This is a very interesting insight. I wasn''t even aware of the
erase-block issue, so I did some reading up on it...
>
> As you increase the successive COW generation count, the file''s
file-
> system/write blocks will be spread thru more and more erase-blocks,
> basically fragmentation but of the SSD-critical type, into more and more
> erase blocks, thus affecting modification and removal time but not read
> time.
OK, so time to write would increase due to fragmentation and writing,
it now makes sense (though I don''t see why small writes would affect
this, but my concerns are not writes anyway), but why would cp
--reflink time increase so much. Yes, new extents would be created,
but btrfs doesn''t write into data blocks, does it? I figured its
metadata would be kept in one place. I figure the only thing BTRFS
would do on cp --reflink=always:
1. Take a collection of extents owned by source.
2. Make the new copy use the same collection of extents.
3. Write the collection of extents to the "directory".

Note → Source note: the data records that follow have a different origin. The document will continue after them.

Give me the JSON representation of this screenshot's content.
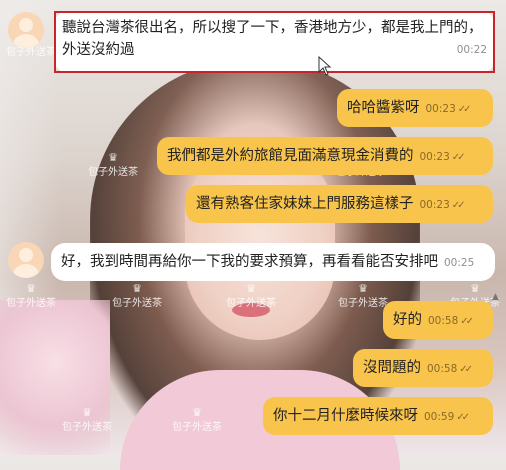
{
  "watermark": "包子外送茶",
  "messages": [
    {
      "side": "in",
      "line1": "聽說台灣茶很出名，所以搜了一下，香港地方少，都是我上門的，",
      "line2": "外送沒約過",
      "time": "00:22"
    },
    {
      "side": "out",
      "text": "哈哈醬紫呀",
      "time": "00:23"
    },
    {
      "side": "out",
      "text": "我們都是外約旅館見面滿意現金消費的",
      "time": "00:23"
    },
    {
      "side": "out",
      "text": "還有熟客住家妹妹上門服務這樣子",
      "time": "00:23"
    },
    {
      "side": "in",
      "text": "好，我到時間再給你一下我的要求預算，再看看能否安排吧",
      "time": "00:25"
    },
    {
      "side": "out",
      "text": "好的",
      "time": "00:58"
    },
    {
      "side": "out",
      "text": "沒問題的",
      "time": "00:58"
    },
    {
      "side": "out",
      "text": "你十二月什麼時候來呀",
      "time": "00:59"
    }
  ],
  "colors": {
    "out_bubble": "#f8c44c",
    "in_bubble": "#ffffff",
    "highlight": "#c8242c"
  },
  "icons": {
    "read_receipt": "double-check-icon",
    "cursor": "mouse-pointer-icon",
    "avatar": "user-avatar-icon"
  }
}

Now this process seems to be CPU intensive. When I remove or make a
reflink copy, one core pikes up to 100%, which tells me that there''s a
performance issue there, not an ssd issue. Also, only one CPU thread
is being used for this. I figured that I can improve this by some
setting. Maybe thread_pool mount option? Are there any updates in
later kernels that I should possibly pick up?
>
> IIRC I saw a note about this on the wiki, in regard to the nodatacow
> mount-option.  Let''s see if I can find it again.  Hmm... yes...
>
> http://btrfs.ipv5.de/index.php?title=Getting_started#Mount_Options
>
> In particular this (for nodatacow, read the rest as there''s
additional
> implications):
>
>>>>>>
> Performance gain is usually < 5% unless the workload is random writes to
> large database files, where the difference can become very large.
> <<<<<
>
Unless I am wrong, this would disable COW completely and reflink copy.
Reflinks are a crucial component and the sole
reason I picked BTRFS for the system that I am writing for my company.
The autodefrag option addresses multiple writes. Writing is not the
problem, but cp --reflink should be near-instant. That was the reason
we chose BTRFS over ZFS, which seemed to be the only feasible
alternative. ZFS snapshot complicate the design and deduplication copy
time is the same as (or not much better than) raw copy.
> In addition to nodatacow, see the note on the autodefrag option.
>
> IOW, with the repeated generations of random-writes to cow-copies,
you''re
> apparently triggering a cow-worst-case fragmentation situation.  It
> shouldn''t affect read-time much on SSD, but it certainly will
affect copy
> and erase time, as the data and metadata (which as you''ll recall
is 2X by
> default on btrfs) gets written to more and more blocks that need updated
> at copy/erase time,
>
>
> That /might/ be the problem triggering the freezes you noted that set off
> the original investigation as well, if the SSD firmware is running out of
> erase blocks and having to pause access while it rearranges data to allow
> operations to continue.  Since your original issue on "rotating
rust"
> drives was fragmentation, rewriting would seem to be something you do
> quite a lot of, triggering different but similar-cause issues on SSDs as
> well.
>
> FWIW, with that sort of database-style workload, large files constantly
> random-change rewritten, something like xfs might be more appropriate
> than btrfs.  See the recent xfs presentations (were they at ScaleX or
> LinuxConf.au? both happened about the same time and were covered in the
> same LWN weekly edition) as covered a couple weeks ago on LWN for more.
>
As I mentioned above, the COW is the crucial component of our system,
XFS won''t do. Our system does not do random writes. In fact it is
mainly heavy on read operation. The system does occasional "rotation
of rust" on large files in a way that version control system would
(large files are modified and then used as a new baseline)
> --
> Duncan - List replies preferred.   No HTML msgs.
> "Every nonfree program has a lord, a master --
> and if you use the program, he is your master."  Richard Stallman
>
> --
> To unsubscribe from this list: send the line "unsubscribe
linux-btrfs" in
> the body of a message to majordomo@vger.kernel.org
> More majordomo info at  http://vger.kernel.org/majordomo-info.html
Thanks for all your help on this issue. I hope that someone can point
out some more tweaks or added features/fixes after 3.2 RC5 that I may
do.
--
To unsubscribe from this list: send the line "unsubscribe linux-btrfs"
in
the body of a message to majordomo@vger.kernel.org
More majordomo info at  http://vger.kernel.org/majordomo-info.html

Nik Markovic

2012-Feb-24 21:33 UTC

head link

Re: Strange prformance degradation when COW writes happen at fixed offsets

To add... I also tried nodatasum (only) and nodatacow otions. I found
somewhere that nodatacow doesn''t really mean tthat COW is disabled.
Test data is still the same - CPU spikes and times are the same.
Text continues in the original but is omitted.